In einem schrecklichen Unwetter kentert das Boot eines Reisenden.
Er hat Glück und wird total erschöpft an den Strand der Insel der Seeligen gespült.
Dort leben 100 Insulaner in perfektem Frieden. Alle sind auffallend glücklich und zufrieden.
Überaus hilfsbereit nehmen sie den Gestrandeten bei sich auf. Als er wieder zu Kräften gekommen ist erzählen ihm ihre Geschichte:
Sie haben alle das gleiche Vermögen und lassen ihr Geld arbeiten.
Sie investieren es in die wunderschöne Landschaft, bauen auf fruchtbaren Böden herrliche Früchte an und züchten kräftige Tiere, die sie an ihre Mitbewohner verkaufen. Manche legen ihr Geld auf Sparbücher mit prächtigen Zinsen.

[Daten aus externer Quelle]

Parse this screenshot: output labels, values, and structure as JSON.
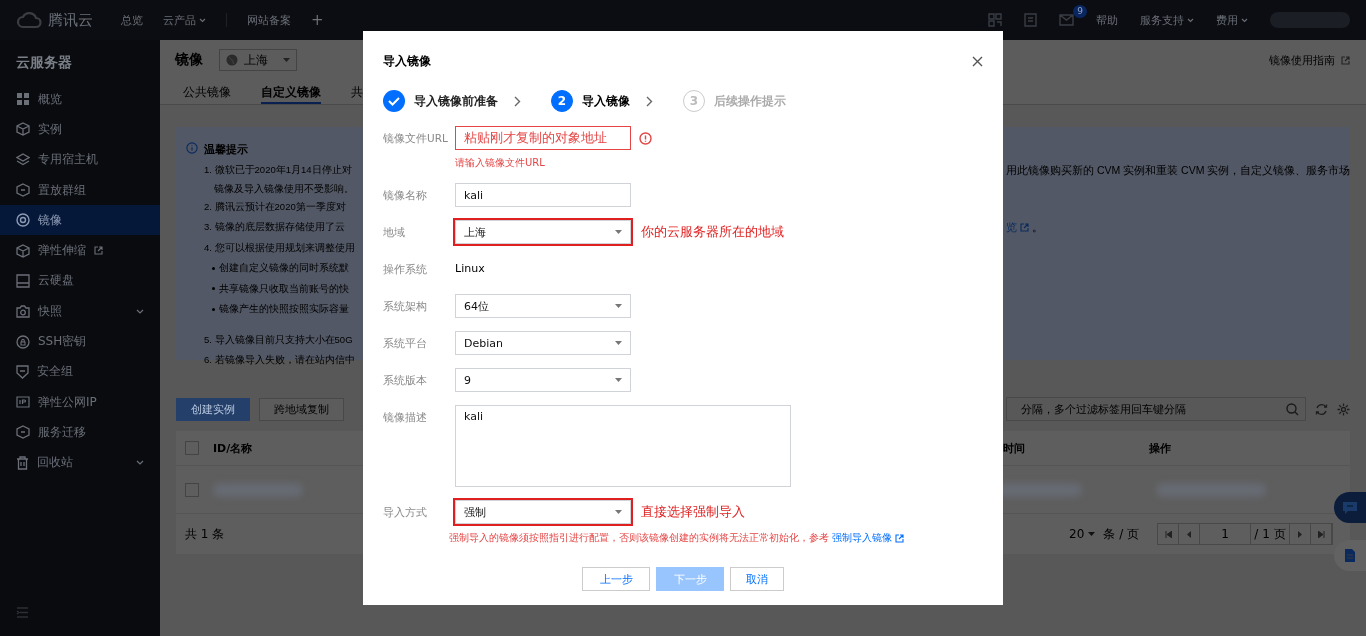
{
  "topbar": {
    "logo": "腾讯云",
    "nav": [
      {
        "label": "总览",
        "dropdown": false
      },
      {
        "label": "云产品",
        "dropdown": true
      },
      {
        "label": "网站备案",
        "dropdown": false
      }
    ],
    "add": "+",
    "mail_badge": "9",
    "links": [
      {
        "label": "帮助",
        "dropdown": false
      },
      {
        "label": "服务支持",
        "dropdown": true
      },
      {
        "label": "费用",
        "dropdown": true
      }
    ]
  },
  "sidebar": {
    "title": "云服务器",
    "items": [
      {
        "label": "概览",
        "selected": false,
        "external": false,
        "expandable": false
      },
      {
        "label": "实例",
        "selected": false,
        "external": false,
        "expandable": false
      },
      {
        "label": "专用宿主机",
        "selected": false,
        "external": false,
        "expandable": false
      },
      {
        "label": "置放群组",
        "selected": false,
        "external": false,
        "expandable": false
      },
      {
        "label": "镜像",
        "selected": true,
        "external": false,
        "expandable": false
      },
      {
        "label": "弹性伸缩",
        "selected": false,
        "external": true,
        "expandable": false
      },
      {
        "label": "云硬盘",
        "selected": false,
        "external": false,
        "expandable": false
      },
      {
        "label": "快照",
        "selected": false,
        "external": false,
        "expandable": true
      },
      {
        "label": "SSH密钥",
        "selected": false,
        "external": false,
        "expandable": false
      },
      {
        "label": "安全组",
        "selected": false,
        "external": false,
        "expandable": false
      },
      {
        "label": "弹性公网IP",
        "selected": false,
        "external": false,
        "expandable": false
      },
      {
        "label": "服务迁移",
        "selected": false,
        "external": false,
        "expandable": false
      },
      {
        "label": "回收站",
        "selected": false,
        "external": false,
        "expandable": true
      }
    ]
  },
  "page": {
    "title": "镜像",
    "region": "上海",
    "guide_link": "镜像使用指南",
    "tabs": [
      {
        "label": "公共镜像",
        "selected": false
      },
      {
        "label": "自定义镜像",
        "selected": true
      },
      {
        "label": "共",
        "selected": false
      }
    ]
  },
  "notice": {
    "title": "温馨提示",
    "lines": [
      {
        "kind": "item",
        "left": "1. 微软已于2020年1月14日停止对",
        "right": "用此镜像购买新的 CVM 实例和重装 CVM 实例，自定义镜像、服务市场"
      },
      {
        "kind": "cont",
        "left": "镜像及导入镜像使用不受影响。"
      },
      {
        "kind": "item",
        "left": "2. 腾讯云预计在2020第一季度对"
      },
      {
        "kind": "item",
        "left": "3. 镜像的底层数据存储使用了云",
        "right_link": "览",
        "right_tail": "。"
      },
      {
        "kind": "item",
        "left": "4. 您可以根据使用规划来调整使用"
      },
      {
        "kind": "bullet",
        "left": "创建自定义镜像的同时系统默"
      },
      {
        "kind": "bullet",
        "left": "共享镜像只收取当前账号的快"
      },
      {
        "kind": "bullet",
        "left": "镜像产生的快照按照实际容量"
      },
      {
        "kind": "item",
        "left": "5. 导入镜像目前只支持大小在50G"
      },
      {
        "kind": "item",
        "left": "6. 若镜像导入失败，请在站内信中"
      }
    ]
  },
  "toolbar": {
    "buttons": [
      {
        "label": "创建实例",
        "primary": true
      },
      {
        "label": "跨地域复制",
        "primary": false
      }
    ],
    "search_placeholder": "分隔，多个过滤标签用回车键分隔"
  },
  "table": {
    "header_checkbox": {
      "checked": false
    },
    "rows": [
      {
        "checked": false
      }
    ],
    "left_columns": [
      "ID/名称"
    ],
    "right_columns": [
      "时间",
      "操作"
    ],
    "total": "共 1 条",
    "page_size": "20",
    "per_page": "条 / 页",
    "page": "1",
    "pages": "/ 1 页"
  },
  "dialog": {
    "title": "导入镜像",
    "steps": [
      {
        "label": "导入镜像前准备",
        "completed": true,
        "selected": false
      },
      {
        "number": "2",
        "label": "导入镜像",
        "completed": false,
        "selected": true
      },
      {
        "number": "3",
        "label": "后续操作提示",
        "completed": false,
        "selected": false
      }
    ],
    "fields": [
      {
        "kind": "text",
        "label": "镜像文件URL",
        "annotation": "粘贴刚才复制的对象地址",
        "error": "请输入镜像文件URL",
        "highlighted": false
      },
      {
        "kind": "text",
        "label": "镜像名称",
        "value": "kali",
        "highlighted": false
      },
      {
        "kind": "select",
        "label": "地域",
        "value": "上海",
        "highlighted": true,
        "annotation": "你的云服务器所在的地域"
      },
      {
        "kind": "static",
        "label": "操作系统",
        "value": "Linux"
      },
      {
        "kind": "select",
        "label": "系统架构",
        "value": "64位",
        "highlighted": false
      },
      {
        "kind": "select",
        "label": "系统平台",
        "value": "Debian",
        "highlighted": false
      },
      {
        "kind": "select",
        "label": "系统版本",
        "value": "9",
        "highlighted": false
      },
      {
        "kind": "textarea",
        "label": "镜像描述",
        "value": "kali"
      },
      {
        "kind": "select",
        "label": "导入方式",
        "value": "强制",
        "highlighted": true,
        "annotation": "直接选择强制导入",
        "note": "强制导入的镜像须按照指引进行配置，否则该镜像创建的实例将无法正常初始化，参考",
        "note_link": "强制导入镜像"
      }
    ],
    "buttons": [
      {
        "label": "上一步",
        "primary": false,
        "disabled": false
      },
      {
        "label": "下一步",
        "primary": true,
        "disabled": true
      },
      {
        "label": "取消",
        "primary": false,
        "disabled": false
      }
    ]
  }
}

Auf dieser Insel der Seeligen möchte keiner den anderen übervorteilen oder gar betrügen.
Aber so gerecht und ehrlich sie auch zueinander sind, immer wieder passiert es, dass ganz wenige von ihnen viel reicher werden und alle fast nichts mehr haben.
Gegen diesen unerklärlichen Verlauf haben sie aber eine einfache Lösung gefunden:
Am Ende eines Jahres werfen sie einen grossen Teil aller Vermögen auf einen Haufen und verteilen diesen wieder gerecht an alle. Das nennen sie "Umverteilung".
Der Gestrandete wundert sich über diesen ungewöhnlichen Brauch und fragt, wie sie auf diese seltsame Idee gekommen sind.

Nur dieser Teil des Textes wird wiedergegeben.